Kanyon is packaged as a .Net Core global tool to make it easy to install. Simply run
dotnet tool install --global kanyon
This will install the latest version from NuGet and add it into your path.
Kanyon writes the YAML directly to stdout to make it easy to pipe the output to file or to kubectl. To generate a manifest, run
kanyon -f your-manifest-filename.csx
and the manifest will be emitted to the console. To apply this manifest directly, you can run
kanyon -f your-manifest-filename.csx | kubectl apply -f -
Configuration values can also be provided over the command line. Values must be provided using the key=value
format. To pass a BuildNumber variable into a Kanyon manifest, you can run
kanyon -f your-manifest-filename.csx -c BuildNumber=2.0.0
Compiled manifests and policy sets can also be loaded directly from a URL, rather than a local file path. In order to load manifests or policy sets from a URL, the KANYON_ALLOWUNSAFECODE
environment variable must be set to true
. Then, run
kanyon -f https://your.domain.name/manifest.dll -c BuildNumber=2.0.0
- YAML is very painful to make changes to because it isn't type-safe, relies on whitespace for structure, and doesn't provide any validation around parameterization
- Helm provides automation around parameters, but inherits all of the pain with YAML and adds more pain with the template language obscuring the actual manifest definition
- Pulumi makes the editing experience much more friendly, but requires you to set well-known things that can be included in the abstraction (like API versions, etc). It's also unclear that we could
- CDK8S handles the editing experience well, but it relies on a scope that cross-cuts through the entire stack, and also seems to have the same leaky abstractions as Pulumi. Parameterization is also unclear.

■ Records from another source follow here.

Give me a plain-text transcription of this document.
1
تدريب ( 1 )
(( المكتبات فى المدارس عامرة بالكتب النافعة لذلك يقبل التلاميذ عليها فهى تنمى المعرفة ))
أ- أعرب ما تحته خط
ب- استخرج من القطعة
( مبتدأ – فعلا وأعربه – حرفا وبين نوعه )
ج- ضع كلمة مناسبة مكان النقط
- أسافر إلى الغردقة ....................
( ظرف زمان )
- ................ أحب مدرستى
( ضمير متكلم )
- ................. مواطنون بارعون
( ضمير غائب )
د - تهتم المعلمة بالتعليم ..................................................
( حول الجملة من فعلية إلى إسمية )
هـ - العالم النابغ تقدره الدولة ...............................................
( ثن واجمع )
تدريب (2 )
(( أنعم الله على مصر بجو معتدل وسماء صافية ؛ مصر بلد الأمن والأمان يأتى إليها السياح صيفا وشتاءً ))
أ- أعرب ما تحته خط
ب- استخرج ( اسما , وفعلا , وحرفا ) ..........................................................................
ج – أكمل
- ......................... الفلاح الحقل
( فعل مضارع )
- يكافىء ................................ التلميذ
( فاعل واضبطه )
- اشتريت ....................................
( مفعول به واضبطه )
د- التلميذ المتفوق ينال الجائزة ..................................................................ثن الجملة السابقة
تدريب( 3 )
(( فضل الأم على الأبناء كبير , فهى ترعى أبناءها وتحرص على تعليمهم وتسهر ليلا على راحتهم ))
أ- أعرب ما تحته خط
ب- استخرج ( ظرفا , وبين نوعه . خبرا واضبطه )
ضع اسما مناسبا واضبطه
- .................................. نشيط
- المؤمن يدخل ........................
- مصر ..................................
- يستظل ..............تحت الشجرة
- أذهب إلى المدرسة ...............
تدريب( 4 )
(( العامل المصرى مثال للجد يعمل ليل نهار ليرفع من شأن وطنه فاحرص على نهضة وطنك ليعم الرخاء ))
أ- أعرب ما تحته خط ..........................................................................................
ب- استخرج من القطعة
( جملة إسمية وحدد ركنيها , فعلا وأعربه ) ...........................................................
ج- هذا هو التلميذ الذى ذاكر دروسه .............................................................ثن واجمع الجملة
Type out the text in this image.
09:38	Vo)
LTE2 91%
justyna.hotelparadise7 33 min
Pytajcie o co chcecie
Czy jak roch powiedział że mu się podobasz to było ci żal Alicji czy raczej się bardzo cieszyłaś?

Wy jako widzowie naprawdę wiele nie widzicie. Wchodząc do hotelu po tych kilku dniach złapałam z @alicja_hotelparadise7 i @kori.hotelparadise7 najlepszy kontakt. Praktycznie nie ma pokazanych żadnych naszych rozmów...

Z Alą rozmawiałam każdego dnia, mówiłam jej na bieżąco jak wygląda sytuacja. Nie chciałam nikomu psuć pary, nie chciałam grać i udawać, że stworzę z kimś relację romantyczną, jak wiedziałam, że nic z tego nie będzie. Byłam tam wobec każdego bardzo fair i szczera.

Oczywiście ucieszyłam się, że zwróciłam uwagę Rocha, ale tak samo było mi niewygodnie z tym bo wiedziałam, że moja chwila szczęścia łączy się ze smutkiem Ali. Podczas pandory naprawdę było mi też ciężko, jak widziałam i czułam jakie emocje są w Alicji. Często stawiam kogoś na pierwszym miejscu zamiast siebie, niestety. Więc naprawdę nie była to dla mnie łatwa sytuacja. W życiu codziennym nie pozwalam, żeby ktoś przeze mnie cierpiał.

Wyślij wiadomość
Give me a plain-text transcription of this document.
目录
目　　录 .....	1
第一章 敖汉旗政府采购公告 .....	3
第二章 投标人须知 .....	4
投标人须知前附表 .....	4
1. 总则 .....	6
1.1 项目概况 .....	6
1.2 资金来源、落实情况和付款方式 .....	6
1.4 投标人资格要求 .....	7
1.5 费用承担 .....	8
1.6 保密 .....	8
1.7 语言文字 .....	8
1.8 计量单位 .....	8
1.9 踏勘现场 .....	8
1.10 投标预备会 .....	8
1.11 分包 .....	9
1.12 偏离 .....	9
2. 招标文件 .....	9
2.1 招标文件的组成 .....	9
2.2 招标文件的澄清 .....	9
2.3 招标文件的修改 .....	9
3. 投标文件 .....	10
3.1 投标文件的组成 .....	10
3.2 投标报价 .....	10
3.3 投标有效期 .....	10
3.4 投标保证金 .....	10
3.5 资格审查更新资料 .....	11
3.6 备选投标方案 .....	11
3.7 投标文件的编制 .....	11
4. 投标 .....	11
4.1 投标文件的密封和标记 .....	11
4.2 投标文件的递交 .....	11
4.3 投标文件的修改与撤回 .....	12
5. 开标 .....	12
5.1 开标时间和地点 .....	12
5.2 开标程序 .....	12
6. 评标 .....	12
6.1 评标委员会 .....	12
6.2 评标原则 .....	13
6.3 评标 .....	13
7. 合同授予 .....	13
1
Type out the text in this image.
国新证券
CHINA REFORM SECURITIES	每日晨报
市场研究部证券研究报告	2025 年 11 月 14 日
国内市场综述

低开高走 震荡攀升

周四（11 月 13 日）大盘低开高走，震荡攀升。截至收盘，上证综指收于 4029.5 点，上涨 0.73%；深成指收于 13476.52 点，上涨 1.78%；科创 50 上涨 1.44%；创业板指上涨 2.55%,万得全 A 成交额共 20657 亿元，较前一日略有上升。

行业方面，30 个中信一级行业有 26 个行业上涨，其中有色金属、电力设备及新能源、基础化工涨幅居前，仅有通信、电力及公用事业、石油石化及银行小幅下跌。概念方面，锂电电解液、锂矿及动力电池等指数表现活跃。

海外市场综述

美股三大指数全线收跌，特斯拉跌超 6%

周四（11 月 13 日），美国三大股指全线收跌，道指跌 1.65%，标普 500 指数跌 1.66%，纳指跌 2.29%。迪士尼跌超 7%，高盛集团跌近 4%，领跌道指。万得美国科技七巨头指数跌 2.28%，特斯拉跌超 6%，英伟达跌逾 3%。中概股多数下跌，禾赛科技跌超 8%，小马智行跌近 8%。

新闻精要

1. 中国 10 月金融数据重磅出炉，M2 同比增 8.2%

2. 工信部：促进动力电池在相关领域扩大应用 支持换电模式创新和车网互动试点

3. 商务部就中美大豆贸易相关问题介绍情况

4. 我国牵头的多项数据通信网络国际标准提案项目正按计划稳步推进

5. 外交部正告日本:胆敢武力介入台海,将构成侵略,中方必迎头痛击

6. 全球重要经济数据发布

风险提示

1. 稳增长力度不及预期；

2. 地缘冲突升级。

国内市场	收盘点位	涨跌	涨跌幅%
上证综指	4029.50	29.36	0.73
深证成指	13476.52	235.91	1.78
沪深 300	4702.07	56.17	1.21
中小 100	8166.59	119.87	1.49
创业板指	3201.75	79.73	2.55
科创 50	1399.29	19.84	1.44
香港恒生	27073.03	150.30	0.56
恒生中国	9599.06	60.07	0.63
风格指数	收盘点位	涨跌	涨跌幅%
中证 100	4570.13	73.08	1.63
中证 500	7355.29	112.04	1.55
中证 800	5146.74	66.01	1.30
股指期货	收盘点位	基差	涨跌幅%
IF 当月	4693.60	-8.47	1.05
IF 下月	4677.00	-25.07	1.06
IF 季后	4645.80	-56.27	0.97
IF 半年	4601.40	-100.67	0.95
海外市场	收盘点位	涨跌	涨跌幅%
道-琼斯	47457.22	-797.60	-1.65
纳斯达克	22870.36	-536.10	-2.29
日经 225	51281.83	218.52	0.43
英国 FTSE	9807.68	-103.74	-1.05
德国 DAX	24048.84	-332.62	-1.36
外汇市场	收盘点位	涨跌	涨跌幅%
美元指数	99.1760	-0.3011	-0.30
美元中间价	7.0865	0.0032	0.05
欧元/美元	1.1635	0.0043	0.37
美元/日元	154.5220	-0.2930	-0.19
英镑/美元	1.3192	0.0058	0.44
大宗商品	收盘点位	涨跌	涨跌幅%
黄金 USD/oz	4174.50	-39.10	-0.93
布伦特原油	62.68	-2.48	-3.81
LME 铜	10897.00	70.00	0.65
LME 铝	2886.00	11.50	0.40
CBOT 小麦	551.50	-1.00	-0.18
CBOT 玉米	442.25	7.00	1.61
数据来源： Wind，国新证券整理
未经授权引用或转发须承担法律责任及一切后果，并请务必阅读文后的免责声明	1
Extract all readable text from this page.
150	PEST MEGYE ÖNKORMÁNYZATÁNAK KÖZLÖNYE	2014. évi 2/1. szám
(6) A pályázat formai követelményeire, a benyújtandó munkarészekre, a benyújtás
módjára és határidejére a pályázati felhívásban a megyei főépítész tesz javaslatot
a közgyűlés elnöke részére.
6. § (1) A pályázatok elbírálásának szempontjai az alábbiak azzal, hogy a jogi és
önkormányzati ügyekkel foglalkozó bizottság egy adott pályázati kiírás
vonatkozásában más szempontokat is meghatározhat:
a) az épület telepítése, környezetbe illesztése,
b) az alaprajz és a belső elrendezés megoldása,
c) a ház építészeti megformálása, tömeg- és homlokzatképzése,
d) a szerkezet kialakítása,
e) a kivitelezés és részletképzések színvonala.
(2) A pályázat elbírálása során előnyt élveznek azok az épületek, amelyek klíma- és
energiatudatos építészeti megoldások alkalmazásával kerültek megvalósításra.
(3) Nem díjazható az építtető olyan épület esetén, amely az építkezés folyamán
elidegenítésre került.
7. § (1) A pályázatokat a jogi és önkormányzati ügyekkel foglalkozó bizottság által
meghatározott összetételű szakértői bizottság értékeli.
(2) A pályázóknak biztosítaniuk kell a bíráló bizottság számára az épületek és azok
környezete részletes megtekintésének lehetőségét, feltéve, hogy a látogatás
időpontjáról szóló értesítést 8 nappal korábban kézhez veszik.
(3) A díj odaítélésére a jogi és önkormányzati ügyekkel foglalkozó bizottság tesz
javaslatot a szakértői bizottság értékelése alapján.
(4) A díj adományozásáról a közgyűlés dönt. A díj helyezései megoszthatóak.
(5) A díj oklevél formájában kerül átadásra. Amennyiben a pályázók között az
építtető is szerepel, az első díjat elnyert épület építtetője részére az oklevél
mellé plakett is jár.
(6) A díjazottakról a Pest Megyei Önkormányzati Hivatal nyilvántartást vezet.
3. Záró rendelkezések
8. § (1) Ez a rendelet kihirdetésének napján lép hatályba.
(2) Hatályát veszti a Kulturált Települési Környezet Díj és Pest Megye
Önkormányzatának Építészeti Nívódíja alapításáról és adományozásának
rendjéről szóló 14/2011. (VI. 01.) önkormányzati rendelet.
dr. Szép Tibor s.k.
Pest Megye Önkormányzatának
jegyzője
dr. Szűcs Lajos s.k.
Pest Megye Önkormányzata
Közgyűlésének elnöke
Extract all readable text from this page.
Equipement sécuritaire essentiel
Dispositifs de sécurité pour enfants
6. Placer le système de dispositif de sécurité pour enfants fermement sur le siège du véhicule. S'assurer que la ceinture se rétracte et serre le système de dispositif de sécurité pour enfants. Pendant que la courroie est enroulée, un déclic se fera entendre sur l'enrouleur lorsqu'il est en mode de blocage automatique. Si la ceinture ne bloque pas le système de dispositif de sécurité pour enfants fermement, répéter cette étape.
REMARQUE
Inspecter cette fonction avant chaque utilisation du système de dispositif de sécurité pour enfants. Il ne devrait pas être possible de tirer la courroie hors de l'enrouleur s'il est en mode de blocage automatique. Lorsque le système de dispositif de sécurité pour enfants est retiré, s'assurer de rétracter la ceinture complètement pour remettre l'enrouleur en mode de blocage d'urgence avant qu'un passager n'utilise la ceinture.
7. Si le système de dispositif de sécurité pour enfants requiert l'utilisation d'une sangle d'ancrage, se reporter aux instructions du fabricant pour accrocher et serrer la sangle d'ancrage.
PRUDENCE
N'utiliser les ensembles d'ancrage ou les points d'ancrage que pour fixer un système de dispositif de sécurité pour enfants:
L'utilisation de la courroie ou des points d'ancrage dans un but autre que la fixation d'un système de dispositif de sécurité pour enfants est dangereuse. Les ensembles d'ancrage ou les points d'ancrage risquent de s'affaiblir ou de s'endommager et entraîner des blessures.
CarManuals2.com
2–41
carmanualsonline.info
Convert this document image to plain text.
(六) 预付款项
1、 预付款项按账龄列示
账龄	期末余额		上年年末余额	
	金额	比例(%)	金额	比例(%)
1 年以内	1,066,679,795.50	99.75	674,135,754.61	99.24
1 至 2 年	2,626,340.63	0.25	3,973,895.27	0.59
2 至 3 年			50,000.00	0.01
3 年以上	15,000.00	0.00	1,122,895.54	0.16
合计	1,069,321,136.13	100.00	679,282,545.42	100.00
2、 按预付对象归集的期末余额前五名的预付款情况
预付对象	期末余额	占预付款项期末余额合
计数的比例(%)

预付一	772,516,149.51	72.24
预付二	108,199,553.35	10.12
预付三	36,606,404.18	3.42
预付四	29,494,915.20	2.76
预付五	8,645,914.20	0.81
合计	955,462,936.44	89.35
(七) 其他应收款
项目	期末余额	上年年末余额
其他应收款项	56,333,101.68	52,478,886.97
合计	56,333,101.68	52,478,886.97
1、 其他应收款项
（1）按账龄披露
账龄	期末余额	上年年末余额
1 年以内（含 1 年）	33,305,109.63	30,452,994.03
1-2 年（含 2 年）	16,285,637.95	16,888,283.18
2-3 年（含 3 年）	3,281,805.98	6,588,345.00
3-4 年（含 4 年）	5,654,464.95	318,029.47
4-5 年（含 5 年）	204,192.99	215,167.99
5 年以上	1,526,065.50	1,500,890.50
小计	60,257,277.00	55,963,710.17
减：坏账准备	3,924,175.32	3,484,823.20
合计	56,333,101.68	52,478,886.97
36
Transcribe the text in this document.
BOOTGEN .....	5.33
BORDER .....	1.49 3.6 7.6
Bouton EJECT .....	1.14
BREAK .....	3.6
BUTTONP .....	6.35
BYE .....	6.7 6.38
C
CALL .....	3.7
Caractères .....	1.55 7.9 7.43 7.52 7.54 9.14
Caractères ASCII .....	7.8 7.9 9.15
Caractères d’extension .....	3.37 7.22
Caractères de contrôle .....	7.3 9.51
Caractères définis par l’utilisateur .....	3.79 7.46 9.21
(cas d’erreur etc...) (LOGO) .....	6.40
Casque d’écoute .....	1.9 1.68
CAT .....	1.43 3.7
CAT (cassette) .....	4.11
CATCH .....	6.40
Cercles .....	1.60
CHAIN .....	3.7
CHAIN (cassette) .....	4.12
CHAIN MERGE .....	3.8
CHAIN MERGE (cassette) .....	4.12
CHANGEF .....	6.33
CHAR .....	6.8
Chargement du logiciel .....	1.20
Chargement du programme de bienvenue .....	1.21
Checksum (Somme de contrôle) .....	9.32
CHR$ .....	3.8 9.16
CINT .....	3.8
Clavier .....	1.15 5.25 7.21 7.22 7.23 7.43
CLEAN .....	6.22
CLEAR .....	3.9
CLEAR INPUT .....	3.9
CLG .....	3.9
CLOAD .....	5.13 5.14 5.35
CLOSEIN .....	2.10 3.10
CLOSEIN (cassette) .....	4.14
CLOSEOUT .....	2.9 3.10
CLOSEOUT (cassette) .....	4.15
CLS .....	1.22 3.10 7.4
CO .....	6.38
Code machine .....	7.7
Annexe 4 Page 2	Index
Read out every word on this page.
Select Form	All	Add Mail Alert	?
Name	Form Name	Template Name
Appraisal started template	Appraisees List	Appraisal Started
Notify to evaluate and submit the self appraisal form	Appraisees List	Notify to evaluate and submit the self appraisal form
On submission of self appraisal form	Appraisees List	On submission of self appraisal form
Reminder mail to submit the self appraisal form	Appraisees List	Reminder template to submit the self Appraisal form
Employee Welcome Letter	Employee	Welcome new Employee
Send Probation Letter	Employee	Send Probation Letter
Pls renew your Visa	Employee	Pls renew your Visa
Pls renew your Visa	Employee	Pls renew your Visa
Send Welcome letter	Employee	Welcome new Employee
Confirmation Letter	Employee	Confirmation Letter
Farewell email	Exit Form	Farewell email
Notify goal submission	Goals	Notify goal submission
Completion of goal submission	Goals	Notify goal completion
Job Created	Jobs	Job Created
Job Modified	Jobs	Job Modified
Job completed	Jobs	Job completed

The script manifests must return a Manifest object as the last instruction. If a semicolon is placed at the end of the line, it is treated as a full statement and nothing is returned.
You can debug compiled manifests using Visual Studio with some setup work. In the .csproj file, add the following snippet:
<Target Name="PostBuild" AfterTargets="PostBuildEvent">
<Exec Command="dotnet publish --no-build" />
</Target>
Then, in your project's launchsettings.json file, add the following profile:
"Kanyon": {
"commandName": "Executable",
"executablePath": "kanyon",
"commandLineArgs": "-f publish\\$(AssemblyName).dll -w"
}
After these two changes have been added, set the manifest project as the startup project and click Debug. The debugger will then launch the Kanyon shell with the published output loaded.